How can you possibly not read a contributor interview in which the writer describes his story as “Little Red Riding Hood kicks all manner of ass?” So please, read on and learn more about George Choundas, whose fiction and nonfiction appear in over twenty-five publications, including The Southern Review, The American Reader, and Subtropics. He is winner of the New Millennium Award for Fiction (Winter 2014-2015), a former FBI agent, and half Cuban and half Greek. His darkly imaginative short story, “The Girl Who Not Once Cried Wolf,” appears in MAR 35.1.

Quick! Summarize your story in 10 words or fewer.

Little Red Riding Hood kicks all manner of ass.

What can you share about this piece prior to its MAR publication?

My daughter is four years old. She likes her bedtime stories. I read them to her sometimes, and sometimes I make them up. In the fall of 2013 I launched into a telling of Little Red Riding Hood. I realized by Sentence Three that Riding Hood had no need of hunters. And that Claire—born in the Year of the Tiger, on Bastille Day, with enormous eyes of mischief green—had no need of stories suggesting she was less than. I told her a different version. The story grew each time I told it. Longer, more detailed. Finally I wrote it down. I spent nine months revising and editing. And engineering progressively more disgusting ways to describe wolf innards.

What was your reaction upon receiving your MAR acceptance?

You read and write short fiction for years—decades. For decades you admire this icon called Mid-American Review and the stories in it because they’re good and, well, it’s iconic. And one day you receive an email that this same institution would love—“love”—to publish your writing. You do not fully comprehend this. You cannot reconcile it with what you know. So you do three things: First, you keep your reply email short for fear of writing something that inadvertently confirms some background suspicion on the editors’ part that this acceptance is not simply implausible but in fact a mistake. Second, you continue thereafter to play along and pretend everything’s cool, everything’s as it should be. Third, you show fate some gratitude the best way writers can: you keep writing.

My reaction? One day I’m daydreaming about space and rocketships, the next I’m in an astronaut suit bearing a NASA insignia going, This is fucked up.

What do you consider your biggest writing-related success?

I recently learned I’d won the New Millennium Award for Fiction for a story that originally appeared in the Michigan Quarterly Review. That was kind of incredible.
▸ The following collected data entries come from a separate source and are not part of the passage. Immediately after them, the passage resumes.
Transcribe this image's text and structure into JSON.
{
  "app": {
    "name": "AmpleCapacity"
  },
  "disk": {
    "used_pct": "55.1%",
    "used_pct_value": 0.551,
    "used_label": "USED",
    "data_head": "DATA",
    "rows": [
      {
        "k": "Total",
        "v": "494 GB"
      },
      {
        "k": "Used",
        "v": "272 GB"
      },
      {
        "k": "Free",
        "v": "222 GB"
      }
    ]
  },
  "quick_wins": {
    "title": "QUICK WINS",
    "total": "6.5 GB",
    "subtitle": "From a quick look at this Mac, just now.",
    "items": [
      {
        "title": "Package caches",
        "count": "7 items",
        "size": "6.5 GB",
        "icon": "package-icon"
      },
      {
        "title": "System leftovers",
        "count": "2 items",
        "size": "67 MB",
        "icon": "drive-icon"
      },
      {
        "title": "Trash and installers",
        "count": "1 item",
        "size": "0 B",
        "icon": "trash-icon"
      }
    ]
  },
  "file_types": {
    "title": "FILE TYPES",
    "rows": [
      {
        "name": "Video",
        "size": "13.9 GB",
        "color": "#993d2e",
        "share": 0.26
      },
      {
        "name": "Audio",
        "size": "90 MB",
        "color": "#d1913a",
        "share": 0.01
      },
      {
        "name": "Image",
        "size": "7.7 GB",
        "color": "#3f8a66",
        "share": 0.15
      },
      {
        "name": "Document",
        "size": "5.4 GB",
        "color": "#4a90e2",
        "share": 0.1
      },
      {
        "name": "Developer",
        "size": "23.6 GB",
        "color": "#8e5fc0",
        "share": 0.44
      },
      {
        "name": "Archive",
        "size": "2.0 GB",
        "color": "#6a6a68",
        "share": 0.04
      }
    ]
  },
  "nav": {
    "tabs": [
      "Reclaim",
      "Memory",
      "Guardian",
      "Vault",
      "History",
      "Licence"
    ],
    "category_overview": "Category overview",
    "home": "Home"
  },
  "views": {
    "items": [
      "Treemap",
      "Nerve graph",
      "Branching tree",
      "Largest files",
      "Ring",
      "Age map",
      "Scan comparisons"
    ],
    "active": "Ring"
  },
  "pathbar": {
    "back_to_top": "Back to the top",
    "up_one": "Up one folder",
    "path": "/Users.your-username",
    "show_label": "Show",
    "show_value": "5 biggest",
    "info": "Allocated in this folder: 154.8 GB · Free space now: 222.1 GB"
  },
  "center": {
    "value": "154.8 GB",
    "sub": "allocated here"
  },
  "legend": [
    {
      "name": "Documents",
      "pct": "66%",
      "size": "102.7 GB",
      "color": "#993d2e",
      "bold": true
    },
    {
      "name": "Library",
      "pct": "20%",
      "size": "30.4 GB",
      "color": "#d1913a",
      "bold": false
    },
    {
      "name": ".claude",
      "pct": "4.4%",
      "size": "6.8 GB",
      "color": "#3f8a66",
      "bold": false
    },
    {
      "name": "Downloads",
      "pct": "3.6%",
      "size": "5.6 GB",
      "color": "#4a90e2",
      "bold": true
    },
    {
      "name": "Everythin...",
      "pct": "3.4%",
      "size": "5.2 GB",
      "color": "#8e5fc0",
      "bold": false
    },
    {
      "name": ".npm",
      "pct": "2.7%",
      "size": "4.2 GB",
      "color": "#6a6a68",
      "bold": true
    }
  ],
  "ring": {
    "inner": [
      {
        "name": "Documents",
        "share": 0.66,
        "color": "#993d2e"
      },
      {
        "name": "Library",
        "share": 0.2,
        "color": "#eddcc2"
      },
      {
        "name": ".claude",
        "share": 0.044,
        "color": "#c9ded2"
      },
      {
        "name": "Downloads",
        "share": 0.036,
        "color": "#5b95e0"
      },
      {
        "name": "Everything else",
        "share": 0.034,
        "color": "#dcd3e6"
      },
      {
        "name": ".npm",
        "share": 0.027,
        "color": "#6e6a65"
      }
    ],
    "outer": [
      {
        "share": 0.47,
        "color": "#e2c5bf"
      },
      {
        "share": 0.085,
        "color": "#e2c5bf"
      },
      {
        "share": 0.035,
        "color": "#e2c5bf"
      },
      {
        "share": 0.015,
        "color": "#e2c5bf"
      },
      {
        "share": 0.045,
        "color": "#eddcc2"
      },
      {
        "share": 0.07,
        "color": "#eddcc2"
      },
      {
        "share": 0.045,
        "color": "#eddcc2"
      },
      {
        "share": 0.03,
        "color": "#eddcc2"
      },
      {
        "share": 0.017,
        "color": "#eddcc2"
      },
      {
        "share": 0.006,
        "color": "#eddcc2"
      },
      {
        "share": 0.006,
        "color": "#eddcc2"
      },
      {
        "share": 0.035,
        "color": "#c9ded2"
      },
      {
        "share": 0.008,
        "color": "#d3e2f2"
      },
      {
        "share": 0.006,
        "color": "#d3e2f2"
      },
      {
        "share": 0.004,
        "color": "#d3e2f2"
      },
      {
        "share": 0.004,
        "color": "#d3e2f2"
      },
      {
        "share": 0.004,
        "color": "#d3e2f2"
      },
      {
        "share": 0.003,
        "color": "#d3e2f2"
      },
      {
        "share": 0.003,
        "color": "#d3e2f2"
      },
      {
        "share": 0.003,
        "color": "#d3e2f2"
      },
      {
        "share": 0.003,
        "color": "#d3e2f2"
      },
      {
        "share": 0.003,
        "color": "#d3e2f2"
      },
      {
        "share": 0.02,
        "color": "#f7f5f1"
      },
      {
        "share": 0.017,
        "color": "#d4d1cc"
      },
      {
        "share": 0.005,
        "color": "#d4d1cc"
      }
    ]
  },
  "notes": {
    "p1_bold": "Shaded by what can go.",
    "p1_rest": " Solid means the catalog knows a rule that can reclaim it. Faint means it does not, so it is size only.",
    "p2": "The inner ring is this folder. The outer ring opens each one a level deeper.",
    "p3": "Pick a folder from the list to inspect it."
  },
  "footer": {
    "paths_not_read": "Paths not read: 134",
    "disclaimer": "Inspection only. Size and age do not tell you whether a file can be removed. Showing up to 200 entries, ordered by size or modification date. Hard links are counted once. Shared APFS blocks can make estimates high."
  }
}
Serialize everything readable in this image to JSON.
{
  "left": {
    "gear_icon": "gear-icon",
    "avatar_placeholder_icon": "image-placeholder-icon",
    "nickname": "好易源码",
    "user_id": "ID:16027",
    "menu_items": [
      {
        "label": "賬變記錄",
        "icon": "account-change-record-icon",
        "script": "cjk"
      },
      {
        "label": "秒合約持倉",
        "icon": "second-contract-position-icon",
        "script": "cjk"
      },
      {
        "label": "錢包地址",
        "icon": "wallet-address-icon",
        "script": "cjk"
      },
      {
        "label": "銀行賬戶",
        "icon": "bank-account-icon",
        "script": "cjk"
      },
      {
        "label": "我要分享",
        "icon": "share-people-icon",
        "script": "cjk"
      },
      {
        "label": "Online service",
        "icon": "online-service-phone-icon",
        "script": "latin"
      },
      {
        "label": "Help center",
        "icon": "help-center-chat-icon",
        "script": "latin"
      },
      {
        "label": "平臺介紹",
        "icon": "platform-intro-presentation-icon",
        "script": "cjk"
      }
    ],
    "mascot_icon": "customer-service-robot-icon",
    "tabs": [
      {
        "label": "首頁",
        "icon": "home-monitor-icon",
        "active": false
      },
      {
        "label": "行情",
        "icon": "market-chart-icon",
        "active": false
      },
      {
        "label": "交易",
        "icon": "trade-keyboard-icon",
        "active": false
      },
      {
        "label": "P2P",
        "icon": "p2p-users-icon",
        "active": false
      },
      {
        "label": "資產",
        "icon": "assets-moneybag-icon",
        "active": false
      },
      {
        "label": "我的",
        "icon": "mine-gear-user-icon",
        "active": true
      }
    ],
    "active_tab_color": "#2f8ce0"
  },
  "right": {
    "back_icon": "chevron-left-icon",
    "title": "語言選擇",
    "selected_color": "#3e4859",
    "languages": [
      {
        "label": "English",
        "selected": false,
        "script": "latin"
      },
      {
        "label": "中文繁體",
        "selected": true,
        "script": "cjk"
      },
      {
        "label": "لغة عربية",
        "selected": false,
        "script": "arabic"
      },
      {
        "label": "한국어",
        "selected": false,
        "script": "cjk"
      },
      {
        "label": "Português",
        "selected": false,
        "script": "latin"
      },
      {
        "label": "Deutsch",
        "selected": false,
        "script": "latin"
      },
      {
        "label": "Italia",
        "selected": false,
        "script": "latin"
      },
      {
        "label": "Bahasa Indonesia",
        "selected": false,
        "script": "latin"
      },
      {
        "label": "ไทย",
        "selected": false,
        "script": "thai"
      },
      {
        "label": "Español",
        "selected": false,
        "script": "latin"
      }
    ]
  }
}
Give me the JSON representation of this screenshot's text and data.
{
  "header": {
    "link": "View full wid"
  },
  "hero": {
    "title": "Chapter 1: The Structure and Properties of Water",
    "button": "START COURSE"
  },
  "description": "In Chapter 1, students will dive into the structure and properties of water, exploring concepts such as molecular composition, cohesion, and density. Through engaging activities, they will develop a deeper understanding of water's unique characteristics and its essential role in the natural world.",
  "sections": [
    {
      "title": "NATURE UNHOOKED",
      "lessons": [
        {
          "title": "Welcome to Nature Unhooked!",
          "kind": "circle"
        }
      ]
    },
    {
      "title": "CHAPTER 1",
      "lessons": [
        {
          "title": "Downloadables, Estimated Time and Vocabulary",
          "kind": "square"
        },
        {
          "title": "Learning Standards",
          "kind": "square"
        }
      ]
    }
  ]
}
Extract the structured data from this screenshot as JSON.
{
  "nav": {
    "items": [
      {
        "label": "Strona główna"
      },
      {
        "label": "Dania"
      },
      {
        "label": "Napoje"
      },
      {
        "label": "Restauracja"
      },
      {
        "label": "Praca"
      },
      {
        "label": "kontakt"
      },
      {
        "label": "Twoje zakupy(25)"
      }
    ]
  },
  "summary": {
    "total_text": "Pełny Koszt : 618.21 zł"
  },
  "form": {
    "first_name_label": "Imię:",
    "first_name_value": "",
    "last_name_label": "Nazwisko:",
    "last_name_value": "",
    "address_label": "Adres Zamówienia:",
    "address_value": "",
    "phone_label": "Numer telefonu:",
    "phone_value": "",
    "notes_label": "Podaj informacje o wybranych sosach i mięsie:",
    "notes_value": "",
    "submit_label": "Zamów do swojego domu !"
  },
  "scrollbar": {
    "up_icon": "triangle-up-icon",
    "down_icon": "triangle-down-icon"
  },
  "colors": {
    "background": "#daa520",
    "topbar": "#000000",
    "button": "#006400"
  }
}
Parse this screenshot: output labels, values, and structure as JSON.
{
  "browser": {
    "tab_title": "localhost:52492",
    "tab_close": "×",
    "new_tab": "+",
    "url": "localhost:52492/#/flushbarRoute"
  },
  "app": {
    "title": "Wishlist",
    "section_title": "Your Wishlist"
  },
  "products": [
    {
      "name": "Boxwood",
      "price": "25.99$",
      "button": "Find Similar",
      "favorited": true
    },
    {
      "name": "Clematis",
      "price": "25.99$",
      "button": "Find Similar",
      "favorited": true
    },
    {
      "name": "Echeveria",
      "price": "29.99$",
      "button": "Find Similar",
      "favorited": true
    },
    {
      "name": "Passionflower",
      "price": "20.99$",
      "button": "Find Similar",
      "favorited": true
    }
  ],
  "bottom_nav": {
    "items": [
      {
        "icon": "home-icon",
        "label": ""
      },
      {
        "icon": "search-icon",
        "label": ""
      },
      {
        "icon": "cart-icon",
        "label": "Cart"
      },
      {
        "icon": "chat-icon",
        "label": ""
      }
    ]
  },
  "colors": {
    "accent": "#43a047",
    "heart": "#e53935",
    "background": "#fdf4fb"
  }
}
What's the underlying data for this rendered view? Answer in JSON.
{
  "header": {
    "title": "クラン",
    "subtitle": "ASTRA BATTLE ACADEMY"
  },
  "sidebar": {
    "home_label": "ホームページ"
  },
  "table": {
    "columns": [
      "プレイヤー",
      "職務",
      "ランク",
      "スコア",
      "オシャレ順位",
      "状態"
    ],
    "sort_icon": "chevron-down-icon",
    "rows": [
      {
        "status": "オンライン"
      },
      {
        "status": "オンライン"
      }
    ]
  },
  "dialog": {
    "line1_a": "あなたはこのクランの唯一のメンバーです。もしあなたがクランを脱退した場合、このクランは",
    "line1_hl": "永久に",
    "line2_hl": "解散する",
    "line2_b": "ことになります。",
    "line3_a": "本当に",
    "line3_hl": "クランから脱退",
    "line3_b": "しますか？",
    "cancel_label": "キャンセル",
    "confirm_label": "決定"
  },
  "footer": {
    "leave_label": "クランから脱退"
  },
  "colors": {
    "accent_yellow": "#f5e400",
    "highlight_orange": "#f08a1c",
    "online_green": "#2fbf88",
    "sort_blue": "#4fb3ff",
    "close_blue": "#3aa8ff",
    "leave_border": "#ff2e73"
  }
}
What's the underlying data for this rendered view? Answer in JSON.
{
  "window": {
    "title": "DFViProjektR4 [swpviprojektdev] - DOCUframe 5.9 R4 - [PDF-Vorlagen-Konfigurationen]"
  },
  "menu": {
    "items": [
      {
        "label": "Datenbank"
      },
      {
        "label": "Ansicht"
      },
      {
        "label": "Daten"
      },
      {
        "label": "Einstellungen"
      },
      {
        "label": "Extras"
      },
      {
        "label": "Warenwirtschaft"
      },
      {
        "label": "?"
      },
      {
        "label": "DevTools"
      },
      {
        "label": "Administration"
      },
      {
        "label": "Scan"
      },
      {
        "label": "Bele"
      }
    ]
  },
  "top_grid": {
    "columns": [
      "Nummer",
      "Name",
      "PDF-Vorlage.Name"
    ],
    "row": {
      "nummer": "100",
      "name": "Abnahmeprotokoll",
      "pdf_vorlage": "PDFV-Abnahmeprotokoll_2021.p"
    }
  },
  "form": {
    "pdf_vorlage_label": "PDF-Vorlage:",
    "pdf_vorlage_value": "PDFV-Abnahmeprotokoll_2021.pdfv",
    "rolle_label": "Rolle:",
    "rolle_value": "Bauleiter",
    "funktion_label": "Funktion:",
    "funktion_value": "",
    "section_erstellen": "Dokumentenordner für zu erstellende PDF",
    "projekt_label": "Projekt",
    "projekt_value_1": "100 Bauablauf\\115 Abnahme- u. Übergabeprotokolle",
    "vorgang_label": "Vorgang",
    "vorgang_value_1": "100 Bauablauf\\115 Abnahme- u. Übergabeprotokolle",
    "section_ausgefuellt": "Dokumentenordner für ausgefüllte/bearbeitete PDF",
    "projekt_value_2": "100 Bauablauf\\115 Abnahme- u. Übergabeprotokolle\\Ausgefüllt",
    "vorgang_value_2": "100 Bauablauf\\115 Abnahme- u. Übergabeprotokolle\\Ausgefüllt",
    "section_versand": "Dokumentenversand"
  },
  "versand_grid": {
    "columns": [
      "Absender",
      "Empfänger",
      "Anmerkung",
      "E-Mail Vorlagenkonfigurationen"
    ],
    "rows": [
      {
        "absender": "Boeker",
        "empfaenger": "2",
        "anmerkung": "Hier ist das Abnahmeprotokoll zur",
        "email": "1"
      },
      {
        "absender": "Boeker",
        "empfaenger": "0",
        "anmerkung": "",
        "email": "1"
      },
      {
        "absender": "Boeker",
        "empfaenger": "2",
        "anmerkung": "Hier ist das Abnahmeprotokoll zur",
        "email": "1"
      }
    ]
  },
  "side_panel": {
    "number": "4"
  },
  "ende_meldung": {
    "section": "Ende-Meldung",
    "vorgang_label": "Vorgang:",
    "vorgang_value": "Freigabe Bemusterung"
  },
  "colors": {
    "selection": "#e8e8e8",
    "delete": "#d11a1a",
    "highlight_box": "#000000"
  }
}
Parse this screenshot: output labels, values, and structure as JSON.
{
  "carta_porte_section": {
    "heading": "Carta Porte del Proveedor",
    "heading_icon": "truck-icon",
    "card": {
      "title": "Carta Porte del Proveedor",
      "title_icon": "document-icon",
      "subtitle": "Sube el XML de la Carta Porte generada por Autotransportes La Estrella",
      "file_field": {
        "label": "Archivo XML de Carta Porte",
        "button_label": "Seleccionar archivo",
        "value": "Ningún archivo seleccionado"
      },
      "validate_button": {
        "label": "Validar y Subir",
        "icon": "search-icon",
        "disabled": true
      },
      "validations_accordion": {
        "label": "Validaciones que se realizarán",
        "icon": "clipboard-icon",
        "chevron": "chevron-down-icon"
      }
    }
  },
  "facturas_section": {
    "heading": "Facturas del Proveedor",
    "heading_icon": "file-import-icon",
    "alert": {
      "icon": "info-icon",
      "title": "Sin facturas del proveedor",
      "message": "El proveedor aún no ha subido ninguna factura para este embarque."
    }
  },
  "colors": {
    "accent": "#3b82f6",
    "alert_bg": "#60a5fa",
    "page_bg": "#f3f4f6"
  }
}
Then I learned that the award’s founding editor, Don Williams, called it among the best stories to ever win the prize. That was kind and incredible.

Your biggest writing-related regret?

That I did not realize at a much earlier age that writing has little to do with knowing what to write about, or with having something to write about, but rather with writing and having written and determining to write some more and thereby finding out, to your surprise and (ideally) delight, what there always was to write about.

Tell us one strange thing about yourself that does not involve writing.

I can’t shoot pool or play a musical instrument without sticking out my tongue. It’s an unconscious tendency over which I have no control. It’s as if my tongue needs to get out and aloft to receive some kind of homing signal. This is a problem because my son five years ago agreed to play the cello if I learned along with him, and now I’m the one whom the instructor gently chides for resembling at our summer recitals an overheated dog, and at our winter recitals a deranged one.

Thanks for an entertaining interview, George!